Asked about the Foreign Office’s lack of progress on Magnisky sanctions, Rogers said his speculation is that the resistance largely came from “Foreign Office traditionalist officials, the Treasury, and above all [Prime Minister] Boris Johnson’s No 10 Downing Street.”
“If Liz Truss is Prime Minister, I hope she would then overrule those who object, and impose further sanctions,” he said.
The first head-to-head televised debate between Sunak and Truss will be aired on BBC One at 9 p.m. on Monday.
The Confucius Institutes, previously described as “an important part of China’s overseas propaganda set-up” by senior CCP official Li Changchun, has been under increased scrutiny in recent years over its role in spreading propaganda and censoring free speech in education institutions.
The United States in 2020 designated the Confucius Institute U.S. Center as a foreign mission of the Chinese regime, leading to the closure of more than 100 Confucius Institutes, although the National Association of Scholars warned last month that the institutes were creeping back under a different name.

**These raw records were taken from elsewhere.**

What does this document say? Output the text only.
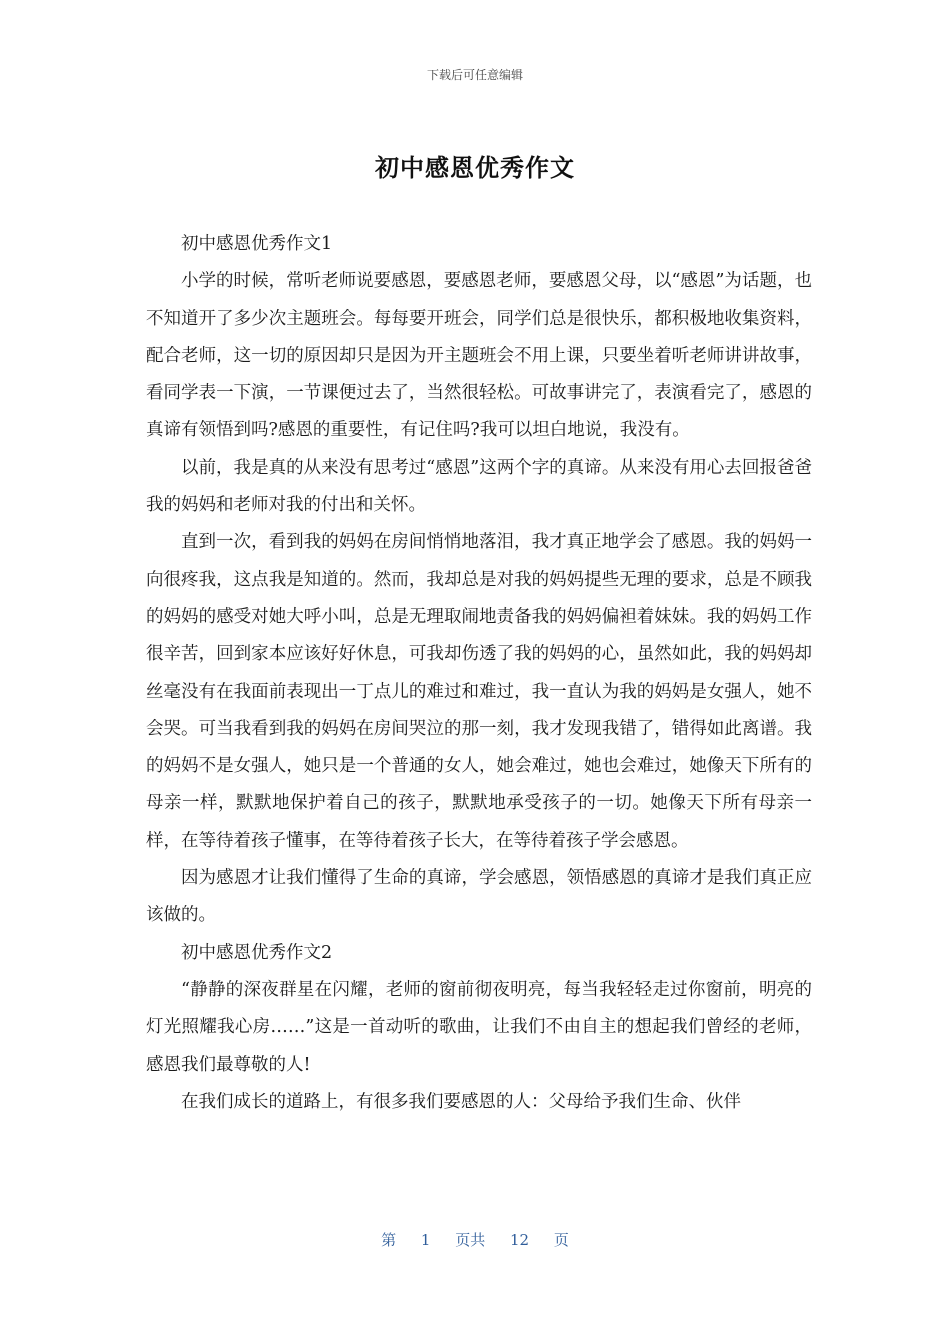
下载后可任意编辑
初中感恩优秀作文

初中感恩优秀作文1

小学的时候，常听老师说要感恩，要感恩老师，要感恩父母，以“感恩”为话题，也不知道开了多少次主题班会。每每要开班会，同学们总是很快乐，都积极地收集资料，配合老师，这一切的原因却只是因为开主题班会不用上课，只要坐着听老师讲讲故事，看同学表一下演，一节课便过去了，当然很轻松。可故事讲完了，表演看完了，感恩的真谛有领悟到吗?感恩的重要性，有记住吗?我可以坦白地说，我没有。

以前，我是真的从来没有思考过“感恩”这两个字的真谛。从来没有用心去回报爸爸我的妈妈和老师对我的付出和关怀。

直到一次，看到我的妈妈在房间悄悄地落泪，我才真正地学会了感恩。我的妈妈一向很疼我，这点我是知道的。然而，我却总是对我的妈妈提些无理的要求，总是不顾我的妈妈的感受对她大呼小叫，总是无理取闹地责备我的妈妈偏袒着妹妹。我的妈妈工作很辛苦，回到家本应该好好休息，可我却伤透了我的妈妈的心，虽然如此，我的妈妈却丝毫没有在我面前表现出一丁点儿的难过和难过，我一直认为我的妈妈是女强人，她不会哭。可当我看到我的妈妈在房间哭泣的那一刻，我才发现我错了，错得如此离谱。我的妈妈不是女强人，她只是一个普通的女人，她会难过，她也会难过，她像天下所有的母亲一样，默默地保护着自己的孩子，默默地承受孩子的一切。她像天下所有母亲一样，在等待着孩子懂事，在等待着孩子长大，在等待着孩子学会感恩。

因为感恩才让我们懂得了生命的真谛，学会感恩，领悟感恩的真谛才是我们真正应该做的。

初中感恩优秀作文2

“静静的深夜群星在闪耀，老师的窗前彻夜明亮，每当我轻轻走过你窗前，明亮的灯光照耀我心房……”这是一首动听的歌曲，让我们不由自主的想起我们曾经的老师，感恩我们最尊敬的人!

在我们成长的道路上，有很多我们要感恩的人：父母给予我们生命、伙伴

第 1 页共 12 页
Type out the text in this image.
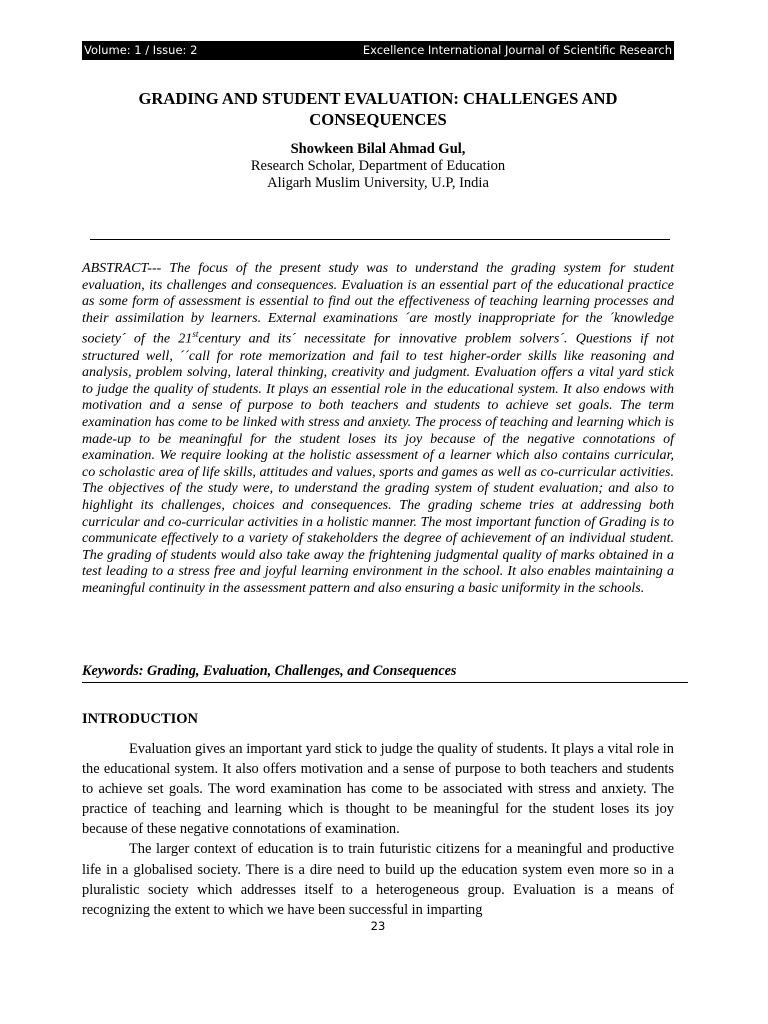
Volume: 1 / Issue: 2	Excellence International Journal of Scientific Research
GRADING AND STUDENT EVALUATION: CHALLENGES AND CONSEQUENCES
Showkeen Bilal Ahmad Gul,
Research Scholar, Department of Education
Aligarh Muslim University, U.P, India

ABSTRACT--- The focus of the present study was to understand the grading system for student evaluation, its challenges and consequences. Evaluation is an essential part of the educational practice as some form of assessment is essential to find out the effectiveness of teaching learning processes and their assimilation by learners. External examinations ´are mostly inappropriate for the ´knowledge society´ of the 21stcentury and its´ necessitate for innovative problem solvers´. Questions if not structured well, ´´call for rote memorization and fail to test higher-order skills like reasoning and analysis, problem solving, lateral thinking, creativity and judgment. Evaluation offers a vital yard stick to judge the quality of students. It plays an essential role in the educational system. It also endows with motivation and a sense of purpose to both teachers and students to achieve set goals. The term examination has come to be linked with stress and anxiety. The process of teaching and learning which is made-up to be meaningful for the student loses its joy because of the negative connotations of examination. We require looking at the holistic assessment of a learner which also contains curricular, co scholastic area of life skills, attitudes and values, sports and games as well as co-curricular activities. The objectives of the study were, to understand the grading system of student evaluation; and also to highlight its challenges, choices and consequences. The grading scheme tries at addressing both curricular and co-curricular activities in a holistic manner. The most important function of Grading is to communicate effectively to a variety of stakeholders the degree of achievement of an individual student. The grading of students would also take away the frightening judgmental quality of marks obtained in a test leading to a stress free and joyful learning environment in the school. It also enables maintaining a meaningful continuity in the assessment pattern and also ensuring a basic uniformity in the schools.

Keywords: Grading, Evaluation, Challenges, and Consequences

INTRODUCTION

Evaluation gives an important yard stick to judge the quality of students. It plays a vital role in the educational system. It also offers motivation and a sense of purpose to both teachers and students to achieve set goals. The word examination has come to be associated with stress and anxiety. The practice of teaching and learning which is thought to be meaningful for the student loses its joy because of these negative connotations of examination.

The larger context of education is to train futuristic citizens for a meaningful and productive life in a globalised society. There is a dire need to build up the education system even more so in a pluralistic society which addresses itself to a heterogeneous group. Evaluation is a means of recognizing the extent to which we have been successful in imparting

23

According to a recent briefing by the CRG, the UK currently has the highest number of Confucius Institutes, and “almost all UK government spending on Mandarin language teaching at schools—with at least £27 million allocated from 2015 to 2024—is channelled through university-based Confucius Institutes.” The briefing also said 24 of the Confucius Institutes refused to disclose what funding they receive.